Depuis quelques mois, je lis presque religieusement des blogs littéraires d’aspirants auteurs, pour la plupart Français, qui racontent leur cheminement à travers le monde de l’édition, leurs espoirs déçus, leurs combats. L’un des plus connus selon moi est celui de Wrath (dans mes liens) une jeune parisienne de 25 ans vivant à Londres et qui après avoir failli publier son premier roman s’est mis en tête que le milieu de l’édition parisienne (je dis parisienne parce qu’il y a deux niveaux en France, les maisons à Paris et celles ailleurs, et même à Paris, il y a encore plusieurs niveaux) était complètement pourri, et qu’il était impossible de publier sans connaitre les bonnes personnes.
Je ne la rejoins pas sur tout et son acharnement sur les auteurs publiés qu’elle interviewe en podcasts pour leur faire avouer qu’ils n’ont pas envoyé leur manuscrit par la poste est assez ridicule mais elle a le mérite de dénoncer certaines pratiques et de réveiller certains idéalistes, comme moi.
Avant d’en apprendre un peu plus sur ce milieu, je pensais sincèrement que seul comptait la qualité d’un manuscrit, qu’ils étaient tous lus et que le réseau n’était pas si important. Je me fais sourire des fois devant ma naïveté.
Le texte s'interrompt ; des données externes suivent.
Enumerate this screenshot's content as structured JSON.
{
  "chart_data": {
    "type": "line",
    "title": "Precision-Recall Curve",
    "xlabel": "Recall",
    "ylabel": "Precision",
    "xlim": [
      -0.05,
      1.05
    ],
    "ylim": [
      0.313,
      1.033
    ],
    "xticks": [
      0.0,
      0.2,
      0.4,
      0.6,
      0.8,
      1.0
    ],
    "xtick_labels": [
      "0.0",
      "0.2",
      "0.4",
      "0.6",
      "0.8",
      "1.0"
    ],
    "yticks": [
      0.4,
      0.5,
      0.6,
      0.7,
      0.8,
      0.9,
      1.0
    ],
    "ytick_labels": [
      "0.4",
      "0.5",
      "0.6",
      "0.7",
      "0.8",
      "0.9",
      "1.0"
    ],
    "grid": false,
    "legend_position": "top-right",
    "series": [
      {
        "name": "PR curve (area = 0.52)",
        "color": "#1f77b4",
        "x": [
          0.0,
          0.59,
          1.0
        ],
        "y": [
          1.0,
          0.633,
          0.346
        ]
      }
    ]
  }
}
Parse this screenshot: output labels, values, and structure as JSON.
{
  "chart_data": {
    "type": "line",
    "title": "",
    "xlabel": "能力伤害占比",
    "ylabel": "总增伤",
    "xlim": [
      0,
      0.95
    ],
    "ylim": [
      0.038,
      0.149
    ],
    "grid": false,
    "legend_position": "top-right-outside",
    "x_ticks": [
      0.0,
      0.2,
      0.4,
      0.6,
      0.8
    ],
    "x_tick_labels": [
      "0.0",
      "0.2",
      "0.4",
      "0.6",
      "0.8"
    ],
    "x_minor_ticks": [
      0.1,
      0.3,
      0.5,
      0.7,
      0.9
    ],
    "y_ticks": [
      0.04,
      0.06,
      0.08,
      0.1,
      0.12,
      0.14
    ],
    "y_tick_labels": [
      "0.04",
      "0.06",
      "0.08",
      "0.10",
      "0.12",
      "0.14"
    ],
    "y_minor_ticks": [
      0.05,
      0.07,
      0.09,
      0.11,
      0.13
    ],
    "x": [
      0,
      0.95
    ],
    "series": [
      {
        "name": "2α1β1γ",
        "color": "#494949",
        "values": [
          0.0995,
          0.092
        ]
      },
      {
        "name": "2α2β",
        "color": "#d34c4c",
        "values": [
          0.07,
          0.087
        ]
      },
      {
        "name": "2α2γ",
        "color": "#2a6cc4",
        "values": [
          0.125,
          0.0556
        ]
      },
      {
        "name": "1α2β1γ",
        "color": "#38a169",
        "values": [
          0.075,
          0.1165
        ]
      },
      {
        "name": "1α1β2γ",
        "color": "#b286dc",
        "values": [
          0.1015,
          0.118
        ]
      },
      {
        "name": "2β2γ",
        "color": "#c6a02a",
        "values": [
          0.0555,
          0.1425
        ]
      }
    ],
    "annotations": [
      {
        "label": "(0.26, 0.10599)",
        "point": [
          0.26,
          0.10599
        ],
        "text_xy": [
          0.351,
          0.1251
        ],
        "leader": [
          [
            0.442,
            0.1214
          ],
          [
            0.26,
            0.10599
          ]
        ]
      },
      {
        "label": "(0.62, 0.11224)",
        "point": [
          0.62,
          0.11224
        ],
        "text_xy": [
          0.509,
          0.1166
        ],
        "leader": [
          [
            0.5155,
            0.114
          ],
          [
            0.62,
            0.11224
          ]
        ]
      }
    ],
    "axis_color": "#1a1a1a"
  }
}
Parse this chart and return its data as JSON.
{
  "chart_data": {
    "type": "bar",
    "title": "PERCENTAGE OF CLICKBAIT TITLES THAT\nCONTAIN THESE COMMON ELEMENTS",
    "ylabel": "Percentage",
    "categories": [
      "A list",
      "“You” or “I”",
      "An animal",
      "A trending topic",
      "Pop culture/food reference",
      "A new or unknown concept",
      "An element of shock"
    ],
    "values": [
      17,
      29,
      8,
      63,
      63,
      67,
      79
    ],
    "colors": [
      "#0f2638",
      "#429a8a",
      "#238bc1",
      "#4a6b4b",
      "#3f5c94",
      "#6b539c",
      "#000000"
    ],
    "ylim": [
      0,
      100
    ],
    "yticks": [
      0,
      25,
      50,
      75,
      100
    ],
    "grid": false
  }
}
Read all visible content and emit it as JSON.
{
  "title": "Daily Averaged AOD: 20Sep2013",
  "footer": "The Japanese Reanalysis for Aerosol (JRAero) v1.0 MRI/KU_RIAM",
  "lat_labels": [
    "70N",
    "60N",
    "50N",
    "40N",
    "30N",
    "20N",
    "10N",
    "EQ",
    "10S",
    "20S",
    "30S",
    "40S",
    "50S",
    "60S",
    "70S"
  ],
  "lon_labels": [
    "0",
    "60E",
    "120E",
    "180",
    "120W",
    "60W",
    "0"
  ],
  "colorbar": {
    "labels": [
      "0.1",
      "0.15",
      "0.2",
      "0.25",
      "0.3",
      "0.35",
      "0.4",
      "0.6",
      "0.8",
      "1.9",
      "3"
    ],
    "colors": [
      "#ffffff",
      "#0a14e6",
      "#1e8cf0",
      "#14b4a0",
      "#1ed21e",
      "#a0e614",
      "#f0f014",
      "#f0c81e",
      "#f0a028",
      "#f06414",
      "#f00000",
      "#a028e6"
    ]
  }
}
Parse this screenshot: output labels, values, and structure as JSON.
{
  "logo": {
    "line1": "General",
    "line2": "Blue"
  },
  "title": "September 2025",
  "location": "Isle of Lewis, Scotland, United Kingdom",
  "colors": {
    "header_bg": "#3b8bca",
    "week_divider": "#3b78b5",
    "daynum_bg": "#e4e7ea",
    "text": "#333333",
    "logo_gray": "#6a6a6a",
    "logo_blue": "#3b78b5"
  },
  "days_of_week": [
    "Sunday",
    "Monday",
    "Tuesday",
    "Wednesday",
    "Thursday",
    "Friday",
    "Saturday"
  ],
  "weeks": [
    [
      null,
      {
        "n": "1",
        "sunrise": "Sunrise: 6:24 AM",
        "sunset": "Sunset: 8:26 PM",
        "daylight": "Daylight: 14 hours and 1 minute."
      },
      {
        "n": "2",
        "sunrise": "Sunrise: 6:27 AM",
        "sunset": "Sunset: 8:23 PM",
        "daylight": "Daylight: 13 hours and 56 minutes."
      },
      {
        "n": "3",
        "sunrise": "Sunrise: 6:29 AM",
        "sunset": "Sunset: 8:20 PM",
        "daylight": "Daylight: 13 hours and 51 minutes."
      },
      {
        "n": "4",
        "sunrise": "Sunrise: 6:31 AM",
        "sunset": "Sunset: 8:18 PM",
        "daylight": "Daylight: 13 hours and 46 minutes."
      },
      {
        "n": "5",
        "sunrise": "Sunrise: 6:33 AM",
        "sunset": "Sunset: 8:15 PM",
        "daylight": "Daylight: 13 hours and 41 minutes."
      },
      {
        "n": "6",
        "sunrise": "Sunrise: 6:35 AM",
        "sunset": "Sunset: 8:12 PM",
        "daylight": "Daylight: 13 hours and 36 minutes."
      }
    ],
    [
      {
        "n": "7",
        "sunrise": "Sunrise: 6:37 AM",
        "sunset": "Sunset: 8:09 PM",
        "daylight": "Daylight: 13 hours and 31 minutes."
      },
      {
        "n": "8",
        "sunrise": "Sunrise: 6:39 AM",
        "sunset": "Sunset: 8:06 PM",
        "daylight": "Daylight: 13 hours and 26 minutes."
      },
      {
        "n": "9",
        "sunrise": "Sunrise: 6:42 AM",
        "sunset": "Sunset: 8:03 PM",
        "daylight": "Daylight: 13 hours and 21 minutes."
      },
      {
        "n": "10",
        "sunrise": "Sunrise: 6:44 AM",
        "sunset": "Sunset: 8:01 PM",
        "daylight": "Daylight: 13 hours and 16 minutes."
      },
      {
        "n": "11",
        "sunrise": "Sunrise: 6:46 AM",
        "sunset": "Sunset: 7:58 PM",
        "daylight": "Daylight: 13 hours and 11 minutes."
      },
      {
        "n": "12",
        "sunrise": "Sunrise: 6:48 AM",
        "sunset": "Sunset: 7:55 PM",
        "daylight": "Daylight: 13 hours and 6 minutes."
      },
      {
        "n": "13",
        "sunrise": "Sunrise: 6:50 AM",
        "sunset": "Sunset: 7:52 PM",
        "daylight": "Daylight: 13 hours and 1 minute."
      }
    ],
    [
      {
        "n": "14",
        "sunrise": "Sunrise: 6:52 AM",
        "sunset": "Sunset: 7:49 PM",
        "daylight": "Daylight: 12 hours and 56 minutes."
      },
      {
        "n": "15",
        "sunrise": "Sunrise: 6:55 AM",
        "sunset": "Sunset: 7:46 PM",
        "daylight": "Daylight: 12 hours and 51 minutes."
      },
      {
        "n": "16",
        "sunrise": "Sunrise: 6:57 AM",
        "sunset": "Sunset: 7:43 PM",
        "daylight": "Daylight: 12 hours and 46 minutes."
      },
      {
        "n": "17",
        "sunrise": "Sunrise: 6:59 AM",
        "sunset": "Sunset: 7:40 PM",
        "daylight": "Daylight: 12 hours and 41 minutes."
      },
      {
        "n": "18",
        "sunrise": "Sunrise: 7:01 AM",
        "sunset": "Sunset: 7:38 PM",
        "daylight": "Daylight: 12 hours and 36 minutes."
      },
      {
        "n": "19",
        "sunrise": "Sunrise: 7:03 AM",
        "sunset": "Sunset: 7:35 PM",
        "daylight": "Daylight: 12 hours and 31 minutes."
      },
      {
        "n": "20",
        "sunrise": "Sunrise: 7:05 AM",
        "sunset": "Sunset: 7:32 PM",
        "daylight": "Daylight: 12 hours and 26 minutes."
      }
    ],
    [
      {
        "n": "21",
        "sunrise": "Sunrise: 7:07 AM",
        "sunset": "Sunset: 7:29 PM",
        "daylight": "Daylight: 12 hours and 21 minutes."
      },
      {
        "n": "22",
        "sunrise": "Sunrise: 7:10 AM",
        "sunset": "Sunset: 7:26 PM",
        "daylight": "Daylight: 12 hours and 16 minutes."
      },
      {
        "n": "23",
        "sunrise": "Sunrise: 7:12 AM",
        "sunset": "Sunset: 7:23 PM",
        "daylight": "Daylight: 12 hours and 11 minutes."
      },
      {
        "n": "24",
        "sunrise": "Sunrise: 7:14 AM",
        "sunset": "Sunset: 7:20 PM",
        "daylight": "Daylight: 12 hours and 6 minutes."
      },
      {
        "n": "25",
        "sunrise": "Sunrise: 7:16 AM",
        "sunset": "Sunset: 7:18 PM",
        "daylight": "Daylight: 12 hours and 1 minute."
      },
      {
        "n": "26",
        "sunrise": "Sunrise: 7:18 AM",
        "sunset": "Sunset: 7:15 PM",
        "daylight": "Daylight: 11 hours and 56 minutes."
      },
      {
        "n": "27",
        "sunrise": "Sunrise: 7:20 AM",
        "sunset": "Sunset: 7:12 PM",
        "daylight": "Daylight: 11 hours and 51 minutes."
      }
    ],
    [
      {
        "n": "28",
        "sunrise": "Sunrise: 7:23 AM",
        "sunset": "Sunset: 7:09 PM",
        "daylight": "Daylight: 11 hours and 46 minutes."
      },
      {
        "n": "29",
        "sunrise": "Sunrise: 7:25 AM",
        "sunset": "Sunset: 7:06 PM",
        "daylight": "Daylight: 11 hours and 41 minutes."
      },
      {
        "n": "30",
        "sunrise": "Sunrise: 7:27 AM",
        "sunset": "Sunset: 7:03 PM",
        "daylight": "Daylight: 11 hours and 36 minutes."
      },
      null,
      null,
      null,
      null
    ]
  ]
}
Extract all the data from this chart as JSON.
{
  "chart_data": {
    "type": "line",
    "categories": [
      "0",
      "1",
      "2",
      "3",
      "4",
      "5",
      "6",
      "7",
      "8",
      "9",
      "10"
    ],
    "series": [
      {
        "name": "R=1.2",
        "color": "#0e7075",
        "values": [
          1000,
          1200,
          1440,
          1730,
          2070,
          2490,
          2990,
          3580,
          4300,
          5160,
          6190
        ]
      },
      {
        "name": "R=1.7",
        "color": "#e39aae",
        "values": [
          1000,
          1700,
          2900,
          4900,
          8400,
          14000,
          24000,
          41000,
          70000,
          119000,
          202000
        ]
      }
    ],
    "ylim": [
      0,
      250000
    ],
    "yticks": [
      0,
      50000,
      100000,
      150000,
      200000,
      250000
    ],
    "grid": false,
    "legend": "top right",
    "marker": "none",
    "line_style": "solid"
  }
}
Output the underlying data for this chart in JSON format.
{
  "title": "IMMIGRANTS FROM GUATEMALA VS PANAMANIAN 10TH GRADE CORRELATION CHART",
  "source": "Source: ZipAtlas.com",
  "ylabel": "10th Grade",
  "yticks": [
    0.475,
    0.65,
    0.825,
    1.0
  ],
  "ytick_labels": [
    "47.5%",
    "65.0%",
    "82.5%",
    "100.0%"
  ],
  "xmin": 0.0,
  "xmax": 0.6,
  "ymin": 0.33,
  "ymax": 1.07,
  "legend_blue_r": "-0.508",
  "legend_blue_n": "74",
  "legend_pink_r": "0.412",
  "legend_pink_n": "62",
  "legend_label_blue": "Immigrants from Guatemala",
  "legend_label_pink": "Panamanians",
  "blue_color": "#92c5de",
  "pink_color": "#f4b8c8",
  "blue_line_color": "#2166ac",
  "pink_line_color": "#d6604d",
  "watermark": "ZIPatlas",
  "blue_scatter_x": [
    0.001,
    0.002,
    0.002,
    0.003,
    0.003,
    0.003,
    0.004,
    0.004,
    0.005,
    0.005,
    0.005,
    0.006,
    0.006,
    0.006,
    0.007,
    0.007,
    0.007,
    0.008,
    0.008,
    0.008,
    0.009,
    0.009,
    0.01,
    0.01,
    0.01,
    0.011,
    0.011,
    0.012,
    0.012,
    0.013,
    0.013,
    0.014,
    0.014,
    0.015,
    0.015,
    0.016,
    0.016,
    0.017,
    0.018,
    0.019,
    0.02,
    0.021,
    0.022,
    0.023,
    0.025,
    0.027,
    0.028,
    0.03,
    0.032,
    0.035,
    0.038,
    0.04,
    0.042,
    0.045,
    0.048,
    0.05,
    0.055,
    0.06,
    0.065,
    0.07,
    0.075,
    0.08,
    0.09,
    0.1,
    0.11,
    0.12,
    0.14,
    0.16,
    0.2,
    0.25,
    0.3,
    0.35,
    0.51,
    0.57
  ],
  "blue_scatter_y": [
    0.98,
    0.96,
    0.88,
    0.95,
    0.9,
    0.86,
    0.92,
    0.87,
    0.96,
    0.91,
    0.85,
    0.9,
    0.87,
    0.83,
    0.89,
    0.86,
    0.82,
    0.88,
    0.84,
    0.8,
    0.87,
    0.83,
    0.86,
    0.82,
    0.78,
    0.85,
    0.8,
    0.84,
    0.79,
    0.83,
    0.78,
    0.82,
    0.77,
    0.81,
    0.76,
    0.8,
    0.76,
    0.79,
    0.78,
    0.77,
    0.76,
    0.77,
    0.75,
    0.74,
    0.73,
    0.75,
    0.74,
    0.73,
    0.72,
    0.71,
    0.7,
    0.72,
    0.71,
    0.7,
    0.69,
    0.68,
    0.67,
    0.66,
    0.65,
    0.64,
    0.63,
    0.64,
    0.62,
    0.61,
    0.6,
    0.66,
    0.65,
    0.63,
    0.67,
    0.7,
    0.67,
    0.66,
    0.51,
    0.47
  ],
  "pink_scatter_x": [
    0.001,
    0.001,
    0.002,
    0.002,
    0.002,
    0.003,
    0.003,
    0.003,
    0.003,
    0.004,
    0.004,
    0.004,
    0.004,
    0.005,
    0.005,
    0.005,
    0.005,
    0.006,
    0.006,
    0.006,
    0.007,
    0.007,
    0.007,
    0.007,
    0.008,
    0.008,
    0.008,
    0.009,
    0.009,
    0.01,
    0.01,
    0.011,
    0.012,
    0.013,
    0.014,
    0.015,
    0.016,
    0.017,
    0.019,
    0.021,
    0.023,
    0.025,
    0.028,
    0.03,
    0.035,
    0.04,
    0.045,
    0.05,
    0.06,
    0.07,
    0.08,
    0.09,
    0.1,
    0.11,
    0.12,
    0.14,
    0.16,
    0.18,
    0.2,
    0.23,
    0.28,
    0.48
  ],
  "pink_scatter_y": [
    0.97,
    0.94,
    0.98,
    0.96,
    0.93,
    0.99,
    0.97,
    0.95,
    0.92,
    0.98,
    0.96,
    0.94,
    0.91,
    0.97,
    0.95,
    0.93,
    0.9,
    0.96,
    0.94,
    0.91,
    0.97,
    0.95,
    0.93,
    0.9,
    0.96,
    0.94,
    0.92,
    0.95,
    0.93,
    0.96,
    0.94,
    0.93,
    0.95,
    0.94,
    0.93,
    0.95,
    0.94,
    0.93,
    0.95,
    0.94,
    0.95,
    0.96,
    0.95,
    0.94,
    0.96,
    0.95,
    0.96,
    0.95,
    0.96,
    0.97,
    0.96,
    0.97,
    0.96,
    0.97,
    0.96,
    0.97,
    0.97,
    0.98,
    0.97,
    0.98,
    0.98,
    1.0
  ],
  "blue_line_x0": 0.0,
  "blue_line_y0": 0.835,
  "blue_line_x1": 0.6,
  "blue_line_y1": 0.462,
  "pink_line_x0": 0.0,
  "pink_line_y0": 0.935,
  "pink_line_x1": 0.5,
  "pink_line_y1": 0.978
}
Alors que c’est comme partout, se faire recommander c’est plus facile, et surtout dans le milieu artistique. Boréal a la réputation de ne publier que sur recommandations et Rafaëlle Germain le reconnaît elle-même, si elle n’était pas la fille de… elle ne serait pas PARTOUT en ce moment. Ça n’enlève rien à ses qualités réelles d’écrivain, j’ai moins aimé son deuxième roman mais elle sait écrire et son premier livre restera un de mes coups de coeur à vie, j’ai d’ailleurs hâte de voir combien de semaines elle va rester en tête des palmarès de ventes.
Bref, tout ça pour dire que bien des aspirants auteurs (allez appelons-nous des AA, tant pis si c’est déjà pris) devraient se réveiller, certains me font de la peine quand ils racontent qu’ils ont envoyé leurs romans chez Gallimard. Gallimard, c’est la maison la plus prestigieuse de la francophonie, on se réveille, quand on habite au Québec et qu’on connait personne, on a une chance sur 100 000 de se faire publier là-bas. Et encore, peut-être bien une sur un million. Pourquoi vouloir s’attaquer aux lions dès le début ? Ah l’égo de l’écrivain.
Le monde a ses règles, en France il parait que 500 familles dirigent toutes les sphères, artistiques, finances, politiques et autres et que les fils et filles de… prennent la relève, en gros la monarchie a encore de longues heures devant elles. Que faire ? Dénoncer violemment le système comme Wrath ? Apprendre les règles du jeu et jouer ? Un réseau ça se bâtit.
J’hésite encore, peut-être que quand j’en aurais à mon actif une vingtaine de lettres de refus, j’aurais envie de tuer tout le monde et que je m’en prendrais violemment au système, pour l’instant, j’observe.